Ischemia is the starvation and suffocation of cells due to a lack of localized blood flow. The
localized ischemia in the myocardium has caused a myocardial infarction, which is commonly
known as a heart attack. An MRI revealed that the patient has a clogged coronary artery. The
coronary artery is responsible for supplying the myocardium, and the rest of the heart, with
blood. Because it is clogged there is ischemia in the myocardium which has lead to a
myocardial infarction. I would suggest that this patient undergo coronary artery bypass grafting
(CABG). CABG is getting an artery from somewhere else in the body and patching it onto the
heart so that blood can go around the clot.
Clinical 2:
The patients complaining of severe fatigue and inability to be active.
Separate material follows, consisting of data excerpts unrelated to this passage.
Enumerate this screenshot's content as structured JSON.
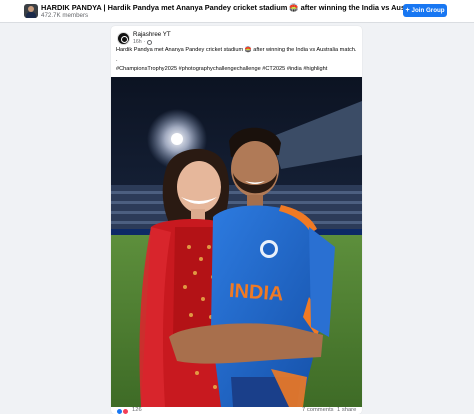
{
  "group": {
    "title": "HARDIK PANDYA | Hardik Pandya met Ananya Pandey cricket stadium 🏟️ after winning the India vs Australia match",
    "members": "472.7K members",
    "join_label": "Join Group",
    "join_icon": "plus-icon"
  },
  "post": {
    "author": "Rajashree YT",
    "time": "16h",
    "separator": "·",
    "privacy_icon": "globe-icon",
    "text_line1": "Hardik Pandya met Ananya Pandey  cricket stadium 🏟️ after winning the India vs Australia match.",
    "text_line2": ".",
    "text_line3": "#ChampionsTrophy2025 #photographychallengechallenge #CT2025 #india #highlight",
    "jersey_text": "INDIA"
  },
  "footer": {
    "reactions": "126",
    "reaction_icons": [
      "like-icon",
      "love-icon"
    ],
    "comments": "7 comments",
    "shares": "1 share"
  },
  "colors": {
    "accent": "#1877f2",
    "jersey_blue": "#1e63c4",
    "jersey_orange": "#f07a24",
    "saree_red": "#c8191f"
  }
}
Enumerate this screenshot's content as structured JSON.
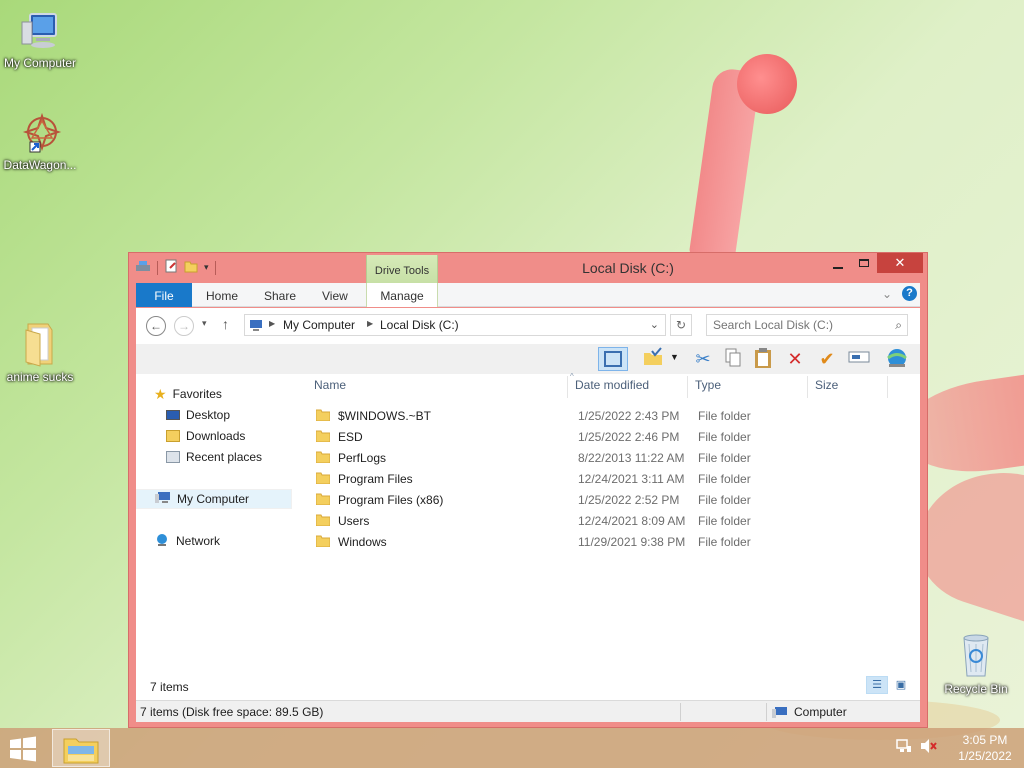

An EKG is a test
that measures the flow of electrical current across the heart. The EKG shows that the patient
has a heat rate of less than 60 beats per minute and a heartbeat that is highly irregular. The
patients heart beat is so slow because the depolarization in their sinoatrial node is delayed,
causing the signal to be less frequent than normal. This slow heartbeat is known as
bradycardia. Bradycardia can cause a lack of blood flow to parts of the body, leading to
ischemia. Ischemia in the myocardium due to bradycardia can lead to a myocardial infarction. I
would recommend that the patient get a permanent pacemaker surgery. The pacemaker will do
the job of a healthy sinoatrial node and keep the heart pumping blood at a normal rate (60-100
Beats per minute).

Clinical 3:
This patient is suffering from severe fatigue to the point that they are bedridden and
cannot maintain normal activities. They suffered from rheumatic fever as a child. Rheumatic
fever is caused by streptococcus A which has entered the bloodstream and lined the walls of the
inner heart. The bacteria in the heart increases the pressure which strains both atria and both
ventricles, but mostly severely the left ventricle because it has the heaviest work load. The left
ventricle stretches out and so does the mitral valve which can lead to blood pooling in the
ventricle and congestive heart failure. The damage to the mitral valve causes the blood to
backflush which causes the abnormal sounds. This abnormal sound is a heart murmur. The
reason the blood back flushes is because of mitral stenosis which is the narrowing of the mitral
valve. The narrowing makes it so that the valve cannot completely close. If the mitral stenosis is
severe then two possible things can happen. Firstly the blood could not be fully oxygenated, or
secondly insufficiently oxygenated blood could be pumped to the rest of the body. These two
factors can cause extreme fatigue. To treat this condition I would suggest replacing the valve
with either an artificial valve or the valve from an animal.